Presentations and Peer Review: If you are presenting then you should present both part 1 and part 2 of your project. If you are conducting peer review, then you should read through the project and actively listen to the presentation. The depth of peer review is more important than getting to everyone who is not in your research session, but regardless, you should spend the entire research session engaging in differential geometry discussions and reflections.

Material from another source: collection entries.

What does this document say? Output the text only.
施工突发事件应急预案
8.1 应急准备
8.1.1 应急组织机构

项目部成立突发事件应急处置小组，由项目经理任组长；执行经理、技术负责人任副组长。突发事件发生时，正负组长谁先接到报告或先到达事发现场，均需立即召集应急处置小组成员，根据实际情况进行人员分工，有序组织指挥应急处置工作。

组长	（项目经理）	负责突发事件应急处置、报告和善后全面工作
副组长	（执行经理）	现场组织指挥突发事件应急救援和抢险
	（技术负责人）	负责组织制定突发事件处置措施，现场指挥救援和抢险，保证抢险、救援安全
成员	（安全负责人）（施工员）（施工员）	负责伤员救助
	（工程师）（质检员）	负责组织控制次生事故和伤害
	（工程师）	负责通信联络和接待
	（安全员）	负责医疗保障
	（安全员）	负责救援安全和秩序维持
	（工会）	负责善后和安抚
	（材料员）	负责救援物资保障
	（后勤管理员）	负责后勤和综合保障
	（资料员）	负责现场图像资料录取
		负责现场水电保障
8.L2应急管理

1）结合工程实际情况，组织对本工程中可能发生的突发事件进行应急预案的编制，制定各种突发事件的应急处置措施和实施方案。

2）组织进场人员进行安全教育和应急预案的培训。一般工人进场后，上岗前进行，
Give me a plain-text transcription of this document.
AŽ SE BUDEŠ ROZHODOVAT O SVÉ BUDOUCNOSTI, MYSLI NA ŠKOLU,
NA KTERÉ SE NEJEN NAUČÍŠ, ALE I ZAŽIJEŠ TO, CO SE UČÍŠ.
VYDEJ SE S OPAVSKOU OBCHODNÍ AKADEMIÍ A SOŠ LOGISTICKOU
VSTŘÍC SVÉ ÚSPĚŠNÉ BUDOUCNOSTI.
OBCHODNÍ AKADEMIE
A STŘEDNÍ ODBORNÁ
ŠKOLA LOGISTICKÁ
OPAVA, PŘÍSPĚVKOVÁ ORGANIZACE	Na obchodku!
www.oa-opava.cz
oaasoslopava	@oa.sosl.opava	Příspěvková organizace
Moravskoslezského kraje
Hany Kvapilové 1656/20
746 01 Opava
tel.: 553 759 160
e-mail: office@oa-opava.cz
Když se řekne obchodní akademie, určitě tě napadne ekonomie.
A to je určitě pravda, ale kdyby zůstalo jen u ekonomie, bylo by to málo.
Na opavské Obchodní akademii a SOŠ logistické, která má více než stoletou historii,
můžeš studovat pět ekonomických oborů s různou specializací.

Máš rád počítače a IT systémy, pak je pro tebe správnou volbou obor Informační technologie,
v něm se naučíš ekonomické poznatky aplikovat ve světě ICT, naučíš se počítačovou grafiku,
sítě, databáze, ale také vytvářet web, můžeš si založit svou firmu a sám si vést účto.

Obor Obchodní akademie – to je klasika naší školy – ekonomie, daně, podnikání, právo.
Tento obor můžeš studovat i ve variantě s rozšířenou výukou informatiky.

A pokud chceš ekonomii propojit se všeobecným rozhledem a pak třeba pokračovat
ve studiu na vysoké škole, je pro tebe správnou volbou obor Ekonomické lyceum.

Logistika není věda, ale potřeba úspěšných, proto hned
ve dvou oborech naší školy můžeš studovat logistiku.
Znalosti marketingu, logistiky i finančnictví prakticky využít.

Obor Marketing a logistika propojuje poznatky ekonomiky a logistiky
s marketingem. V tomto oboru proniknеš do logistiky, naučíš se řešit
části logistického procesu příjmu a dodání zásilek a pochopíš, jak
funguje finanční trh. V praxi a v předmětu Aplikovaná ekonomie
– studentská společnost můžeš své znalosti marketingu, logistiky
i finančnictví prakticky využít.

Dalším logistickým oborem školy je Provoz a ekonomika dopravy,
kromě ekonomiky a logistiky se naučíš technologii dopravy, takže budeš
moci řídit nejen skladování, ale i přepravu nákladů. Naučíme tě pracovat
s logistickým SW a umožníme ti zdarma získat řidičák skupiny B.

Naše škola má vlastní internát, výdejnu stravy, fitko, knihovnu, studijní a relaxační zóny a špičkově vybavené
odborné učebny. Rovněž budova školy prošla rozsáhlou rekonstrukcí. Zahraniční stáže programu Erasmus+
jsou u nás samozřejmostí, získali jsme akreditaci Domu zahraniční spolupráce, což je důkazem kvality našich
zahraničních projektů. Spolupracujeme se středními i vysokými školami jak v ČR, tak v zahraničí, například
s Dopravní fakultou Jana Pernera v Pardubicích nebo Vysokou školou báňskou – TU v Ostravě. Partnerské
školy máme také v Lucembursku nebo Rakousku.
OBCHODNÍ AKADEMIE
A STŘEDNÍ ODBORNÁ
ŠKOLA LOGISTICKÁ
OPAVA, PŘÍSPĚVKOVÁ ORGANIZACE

1. Name of the person and the topic
2. List the topics from class that relate
3. Give suggestions for improvement on part 1 (the review of related class material)
4. List a few strengths of the project
5. Give suggestions for improvement on the presentation or other portions of the project
6. All content appears to be original or cited in the annotated references
   [2 = definitely, 1 = could use some improvement, 0 = major improvement needed here]
7. How much time and effort does it look like they put into their work, as compared to your own effort?
   [2 = more than me, 1 = about the same as me, 0 = less than me]
8. What did you learn?
9. What is your favorite part of their project?
10. Invent a question about the project. List the question and the person's answer.

Neighbors: During your research session, if you are waiting for someone to come hear you, then listen to your neighbors and do a partial peer review of their project.

Self-Evaluation: Answer the following after you have presented your project:

1. Your name and topic
2. What would you have improved about your project?
3. What did you feel went well?

Feel free to stop by office hours this summer or next semester to discuss your final project or anything else and happy summer! I've enjoyed working with you and the chance to dive into Einstein's field equations! differential geometry is intuitive, calculable, useful, interdisciplinary... long, wonderful history... new relevance in areas ranging from machinery design to the classification of four-manifolds to the creation of theories of Nature's fundamental forces to the study of DNA [John Oprea] If you are looking for more differential geometry, there is so much more possible, including Michael Spivak's classic five volumes!